Unwired loses favour with Exetel

update Local internet service provider Exetel today said it might stop reselling Unwired's pre-WiMax wireless broadband service as it inked a deal to provide 3G mobile broadband services through Optus.

Until now, Exetel, which broadly focuses on ADSL broadband, has presented its users with a mobile experience via reselling Unwired services. However, this is unlikely to continue when a five-year contract with the wireless operator runs out. Exetel inked the Optus deal in June.

"As far as we are aware (we have had very little contact with Unwired for the past two plus years) Unwired aren't interested in a reseller/wholesale 'channel' and we would not expect to renew the contract," Exetel CEO John Linton told ZDNet.com.au today.

"Apart from that — Unwired hasn't moved forward on making the service more affordable or in more areas and our current view is that 3G will outperform WiMax in Australia by a considerable margin by mid 2009."

Exetel will continue offering the Unwired plans until the contract runs out; however, an Exetel spokesperson said they couldn't see any reason why users wouldn't go for the 3G HSPA offering instead, which they said was cheaper and faster, as well as having a much smaller, more mobile modem.

Unwired was bought by Seven last year, with Seven's CEO expressing positive thoughts for the company. However, Unwired only contributed a loss in the last financial year, according to the company's last results, where it also announced it was nearing the end of a review of Unwired's WiMax technical capabilities.

Unwired CTO Eric Hamilton said the company was "certainly not" moving away from providing wholesale services and pointed out the firm would advance its technology when it moved to adopt the formal 802.16e WiMAX standard.

He said the current speed ceiling for Unwired's broadband was 1Mbps, but that would change when the WiMAX adoption went ahead, and WiMAX fared well in real-world throughput tests compared to 3G.

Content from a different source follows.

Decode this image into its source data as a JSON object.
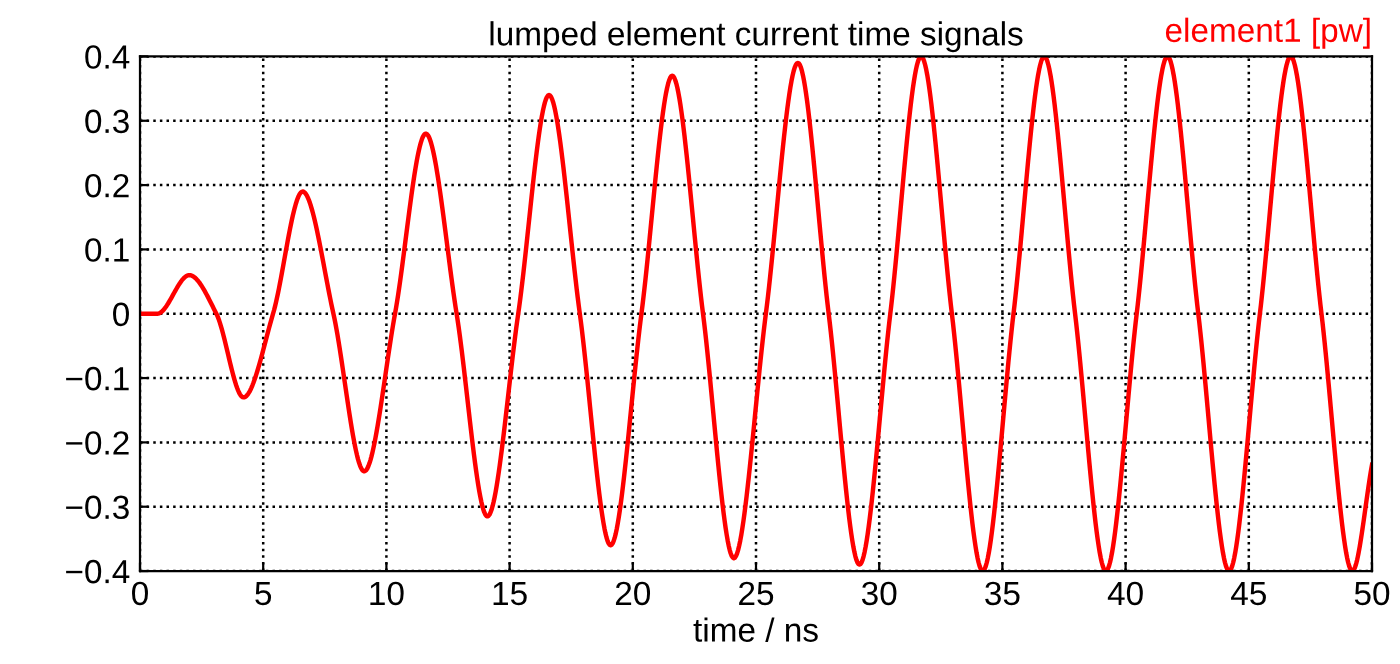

Whether WiMax has been dying a long death has been on analysts' minds for some time, with major local carriers such as Telstra and Optus behind 3G and its faster brethren LTE. Frost and Sullivan predicted WiMax would only take two per cent of the Australian market, while telecommunications analyst Paul Budde has said that aside from emerging markets, WiMax would only find use in niche areas, such as regional or enterprise use.

Exetel's move to HSPA would see thousands of customers sign up for mobile broadband, Linton said, with an optimistic forecast seeing 10,000 users on the service by the end of the first quarter next year, and double that midway through the year. Sluggish growth would see around 500 sign-ups a month over the next nine months.

In order to be able to take advantage of the HSPA services, users have to sign up to a 24-month, $10 per month Optus/Exetel mobile plan. However, Exetel will also continue to offer mobile services through its former mobile partner Vodafone.

The company had planned to offer a mobile package using a SIM and USB package for laptops, but because of an order mix up, only the SIMs were available at the launch today.

The announced plans were pay for what you use, involving a $5 per month access charge, on top of which users are charged 1.5 cents per MB up to 1GB of downloads, and 2.5 cents per MB after that.